- City: Auckland, New Zealand
- League: New Zealand Ice Hockey League 2021 – present
- Founded: 2021
- Home arena: Paradice Avondale & Paradice Botany Downs (capacity: 500 & 400)
- Colours: Grey, light grey, black, white
- Head coach: Cameron Stephen
- Website: www.aucklandmako.co.nz

= Auckland Mako =

Ice hockey team in Auckland, New Zealand

The Auckland Mako are an ice hockey team in Auckland, New Zealand, that plays in the New Zealand Ice Hockey League, the top tier of the sport in New Zealand. The team is based in Auckland and play their home games at both Paradice Avondale and Paradice Botany Downs, alternating between the two.

==History==
Founded in 2021, the Auckland Mako are the sixth team to join the New Zealand Ice Hockey League, and the first to do so since the Dunedin Thunder joined the four foundation clubs in 2008 and will begin play in the 2021–22 season. The Mako will split their home games between Auckland's two ice rinks in Avondale and Botany Downs, and will travel around the country to play away games against NZIHL opposition. The team's roster will mainly be made up of players under the age of 23, with additional veteran 'mentor' players to provide leadership, in order to help provide younger players with a pathway into the NZIHL.

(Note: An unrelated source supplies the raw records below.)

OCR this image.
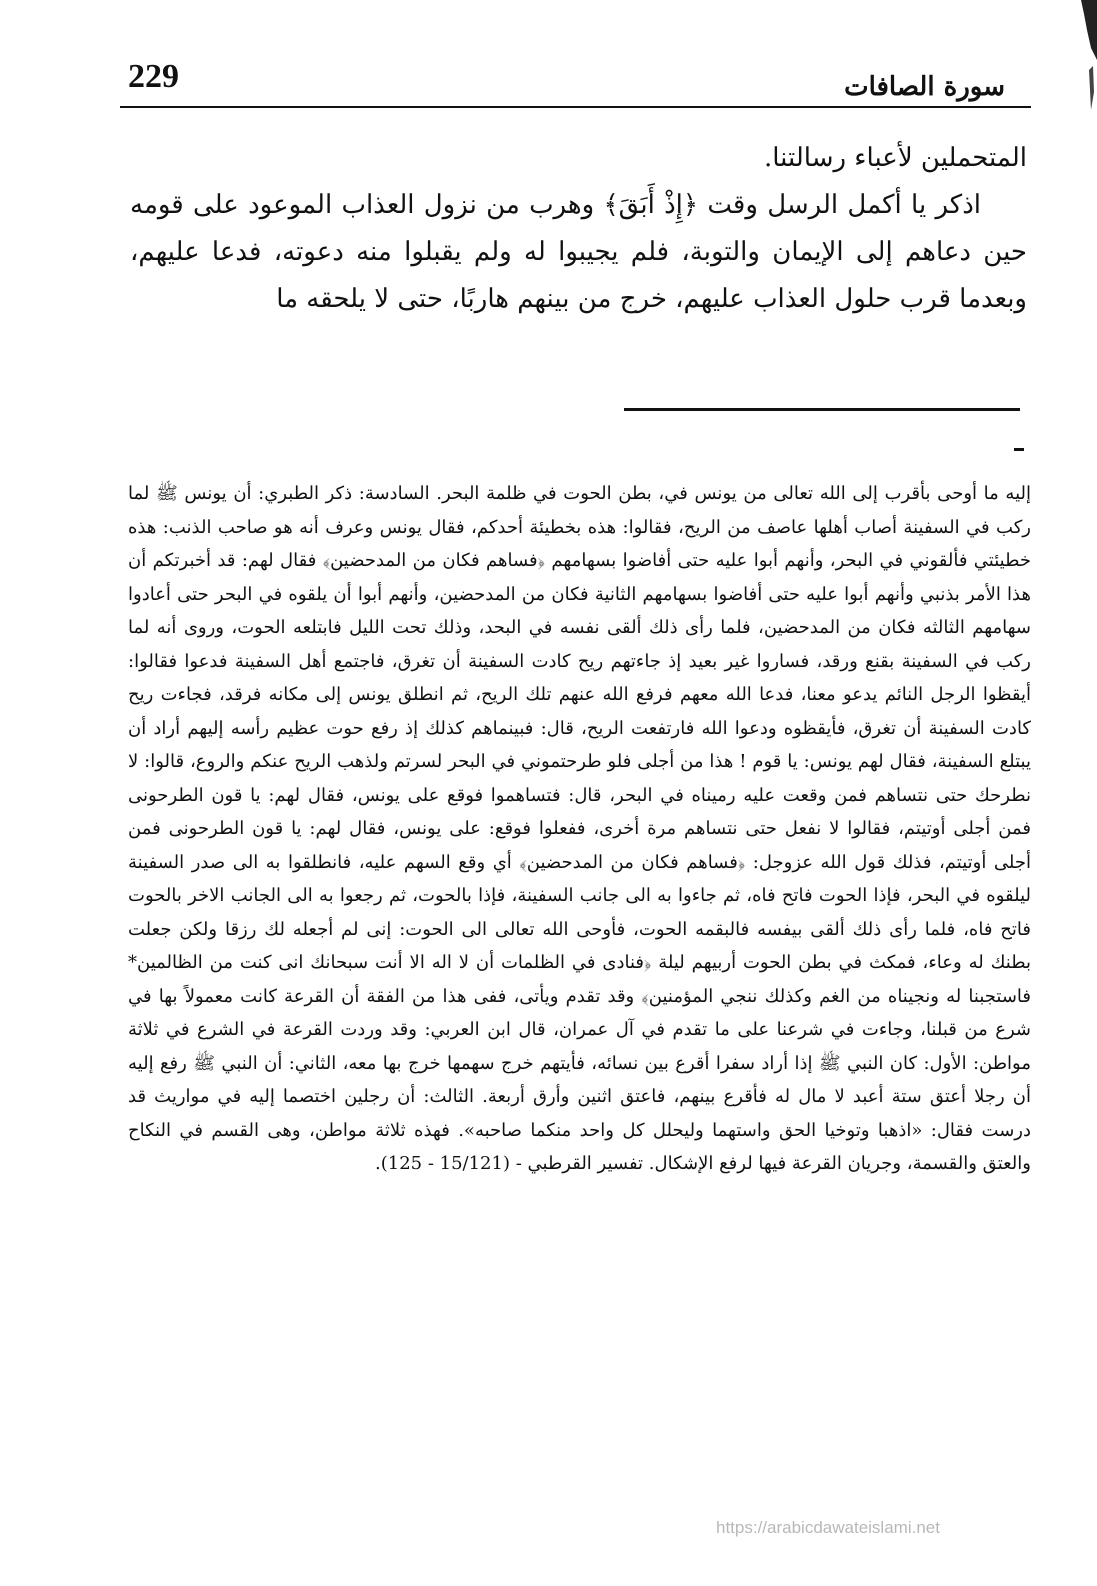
229	سورة الصافات

المتحملين لأعباء رسالتنا.

اذكر يا أكمل الرسل وقت ﴿إِذْ أَبَقَ﴾ وهرب من نزول العذاب الموعود على قومه حين دعاهم إلى الإيمان والتوبة، فلم يجيبوا له ولم يقبلوا منه دعوته، فدعا عليهم، وبعدما قرب حلول العذاب عليهم، خرج من بينهم هاربًا، حتى لا يلحقه ما

إليه ما أوحى بأقرب إلى الله تعالى من يونس في، بطن الحوت في ظلمة البحر. السادسة: ذكر الطبري: أن يونس ﷺ لما ركب في السفينة أصاب أهلها عاصف من الريح، فقالوا: هذه بخطيئة أحدكم، فقال يونس وعرف أنه هو صاحب الذنب: هذه خطيئتي فألقوني في البحر، وأنهم أبوا عليه حتى أفاضوا بسهامهم ﴿فساهم فكان من المدحضين﴾ فقال لهم: قد أخبرتكم أن هذا الأمر بذنبي وأنهم أبوا عليه حتى أفاضوا بسهامهم الثانية فكان من المدحضين، وأنهم أبوا أن يلقوه في البحر حتى أعادوا سهامهم الثالثه فكان من المدحضين، فلما رأى ذلك ألقى نفسه في البحد، وذلك تحت الليل فابتلعه الحوت، وروى أنه لما ركب في السفينة بقنع ورقد، فساروا غير بعيد إذ جاءتهم ريح كادت السفينة أن تغرق، فاجتمع أهل السفينة فدعوا فقالوا: أيقظوا الرجل النائم يدعو معنا، فدعا الله معهم فرفع الله عنهم تلك الريح، ثم انطلق يونس إلى مكانه فرقد، فجاءت ريح كادت السفينة أن تغرق، فأيقظوه ودعوا الله فارتفعت الريح، قال: فبينماهم كذلك إذ رفع حوت عظيم رأسه إليهم أراد أن يبتلع السفينة، فقال لهم يونس: يا قوم ! هذا من أجلى فلو طرحتموني في البحر لسرتم ولذهب الريح عنكم والروع، قالوا: لا نطرحك حتى نتساهم فمن وقعت عليه رميناه في البحر، قال: فتساهموا فوقع على يونس، فقال لهم: يا قون الطرحونى فمن أجلى أوتيتم، فقالوا لا نفعل حتى نتساهم مرة أخرى، ففعلوا فوقع: على يونس، فقال لهم: يا قون الطرحونى فمن أجلى أوتيتم، فذلك قول الله عزوجل: ﴿فساهم فكان من المدحضين﴾ أي وقع السهم عليه، فانطلقوا به الى صدر السفينة ليلقوه في البحر، فإذا الحوت فاتح فاه، ثم جاءوا به الى جانب السفينة، فإذا بالحوت، ثم رجعوا به الى الجانب الاخر بالحوت فاتح فاه، فلما رأى ذلك ألقى بيفسه فالبقمه الحوت، فأوحى الله تعالى الى الحوت: إنى لم أجعله لك رزقا ولكن جعلت بطنك له وعاء، فمكث في بطن الحوت أربيهم ليلة ﴿فنادى في الظلمات أن لا اله الا أنت سبحانك انى كنت من الظالمين* فاستجبنا له ونجيناه من الغم وكذلك ننجي المؤمنين﴾ وقد تقدم ويأتى، ففى هذا من الفقة أن القرعة كانت معمولاً بها في شرع من قبلنا، وجاءت في شرعنا على ما تقدم في آل عمران، قال ابن العربي: وقد وردت القرعة في الشرع في ثلاثة مواطن: الأول: كان النبي ﷺ إذا أراد سفرا أقرع بين نسائه، فأيتهم خرج سهمها خرج بها معه، الثاني: أن النبي ﷺ رفع إليه أن رجلا أعتق ستة أعبد لا مال له فأقرع بينهم، فاعتق اثنين وأرق أربعة. الثالث: أن رجلين اختصما إليه في مواريث قد درست فقال: «اذهبا وتوخيا الحق واستهما وليحلل كل واحد منكما صاحبه». فهذه ثلاثة مواطن، وهى القسم في النكاح والعتق والقسمة، وجريان القرعة فيها لرفع الإشكال. تفسير القرطبي - (15/121 - 125).

https://arabicdawateislami.net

On February 26, 2021, the Mako announced that they would have two Co-Head Coaches, Andreas Kaißer & A.J. Spiller, both of whom have former NZIHL experience. Spiller was also announced to be one of the nine initial mentor players.

==Team==
The Mako are a unique team in that they do not have any contracted players, rather they are made up primarily of U-23 players contracted to other NZIHL teams. In the event that the Mako play against the players contracted team, the player will play for their contracted team and not the Mako. In addition to the U-23 players, there will be a smaller group of older players to provide leadership. These players will also be contracted to other NZIHL teams and will play on the same terms as the U-23 players. Due to the rotational nature of the team's roster, and the fact that they will be playing fewer games than the other NZIHL teams, Mako games will not count towards NZIHL standings, and they will be not be eligible for the play-offs, however, individual player stats will be tracked.